Archaeological artifacts, such as Clovis points and later projectiles, indicate prehistoric indigenous peoples living in the area from the 12,500 BC era. People of later cultures continued to live along the valley and heights. Those of the Adena culture built at least 50 earthwork mounds and 10 enclosures in the area between Charleston and Dunbar, as identified by an 1882 to 1884 survey by the Bureau of Ethnology (later part of the Smithsonian Institution). Three of their mounds survive in the valley, including Criel Mound at present-day South Charleston, West Virginia. Evidence has been found of the Fort Ancient culture peoples, who had villages that survived to the time of European contact, such as Buffalo and Marmet. They were driven out by the Iroquois from present-day New York.

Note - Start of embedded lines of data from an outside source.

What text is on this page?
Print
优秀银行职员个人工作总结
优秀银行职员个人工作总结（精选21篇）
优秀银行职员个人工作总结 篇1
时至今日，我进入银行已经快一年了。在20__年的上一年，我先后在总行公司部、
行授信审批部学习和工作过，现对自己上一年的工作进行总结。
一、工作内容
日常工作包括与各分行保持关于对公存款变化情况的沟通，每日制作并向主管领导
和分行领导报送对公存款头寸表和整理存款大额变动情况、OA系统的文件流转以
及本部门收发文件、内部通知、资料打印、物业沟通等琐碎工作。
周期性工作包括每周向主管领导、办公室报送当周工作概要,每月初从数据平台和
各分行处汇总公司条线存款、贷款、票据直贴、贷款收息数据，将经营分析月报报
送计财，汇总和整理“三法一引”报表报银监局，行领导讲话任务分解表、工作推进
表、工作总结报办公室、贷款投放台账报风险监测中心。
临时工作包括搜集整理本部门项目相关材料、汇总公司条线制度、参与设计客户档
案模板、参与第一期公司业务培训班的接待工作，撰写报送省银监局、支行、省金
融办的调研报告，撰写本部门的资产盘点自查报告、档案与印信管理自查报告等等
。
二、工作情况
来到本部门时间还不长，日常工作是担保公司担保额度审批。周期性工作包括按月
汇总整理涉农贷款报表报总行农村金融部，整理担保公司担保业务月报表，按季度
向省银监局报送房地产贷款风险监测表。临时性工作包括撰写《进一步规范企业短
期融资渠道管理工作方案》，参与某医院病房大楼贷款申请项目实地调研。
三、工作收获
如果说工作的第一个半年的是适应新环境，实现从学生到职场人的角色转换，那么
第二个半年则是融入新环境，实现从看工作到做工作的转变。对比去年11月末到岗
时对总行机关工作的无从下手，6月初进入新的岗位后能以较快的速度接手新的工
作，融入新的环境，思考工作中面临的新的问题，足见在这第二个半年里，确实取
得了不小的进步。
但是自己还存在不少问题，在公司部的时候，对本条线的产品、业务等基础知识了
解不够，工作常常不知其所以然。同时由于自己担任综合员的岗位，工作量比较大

According to French missionary reports, by the late 16th century, several thousand Huron, originally of the Great Lakes region, lived in central West Virginia. They were partially exterminated and their remnant was driven out in the 17th century by the Iroquois’ invading from western present-day New York. Other accounts note that the tribe known as Conois, Conoy, Canawesee, or Kanawha were conquered or driven out by the large Seneca tribe, one of the Iroquois Confederacy, as the Seneca boasted to Virginia officials in 1744. The Iroquois and other tribes, such as the Shawnee and Delaware, maintained central West Virginia as a hunting ground. It was essentially unpopulated when the English and Europeans began to move into the area. This area is the lower area of today’s St. Albans, West Virginia. After the Treaty of Fort Stanwix, “The Kanawha’s had gone from upper tributaries of the river which bears their name, to join their kinsmen, the Iroquois in New York; the Shawnee had abandoned the Indian Oil Fields of the valley of the South Branch of the Potomac; Delaware was gone from the Monongahela; the Cherokee who claimed all the region between the Great Kanawha and Big Sandy had never occupied it.”, quoting Virgil A. Lewis (1887), corresponding member of the Virginia Historical Society. The river’s name changes to the Kanawha River at the Kanawha Falls. The Treaty of Big Tree between the Seneca Nation and the United States established ten reservations. This formal treaty was signed on September 15, 1797. Lewis was granted a large tract of land near the mouth of the Great Kanawha River in the late 18th century.

The Little Kanawha and the Great Kanawha rivers, the two largest in the state, were named for the American Indian tribe that lived in the area before European settlement in the 18th century. Under pressure from the Iroquois, most of the Conoy/Kanawha had migrated to present-day Virginia by 1634, where they had settled on the west side of Chesapeake Bay below the Potomac River. They were also known as colonists there as the Piscataway. They later migrated north to Pennsylvania, to submit and seek protection with the Susquehannock and Iroquois. The spelling of the Indian tribe varied at the time, from Conoys to Conois to Kanawha. The latter spelling was used and has gained acceptance over time.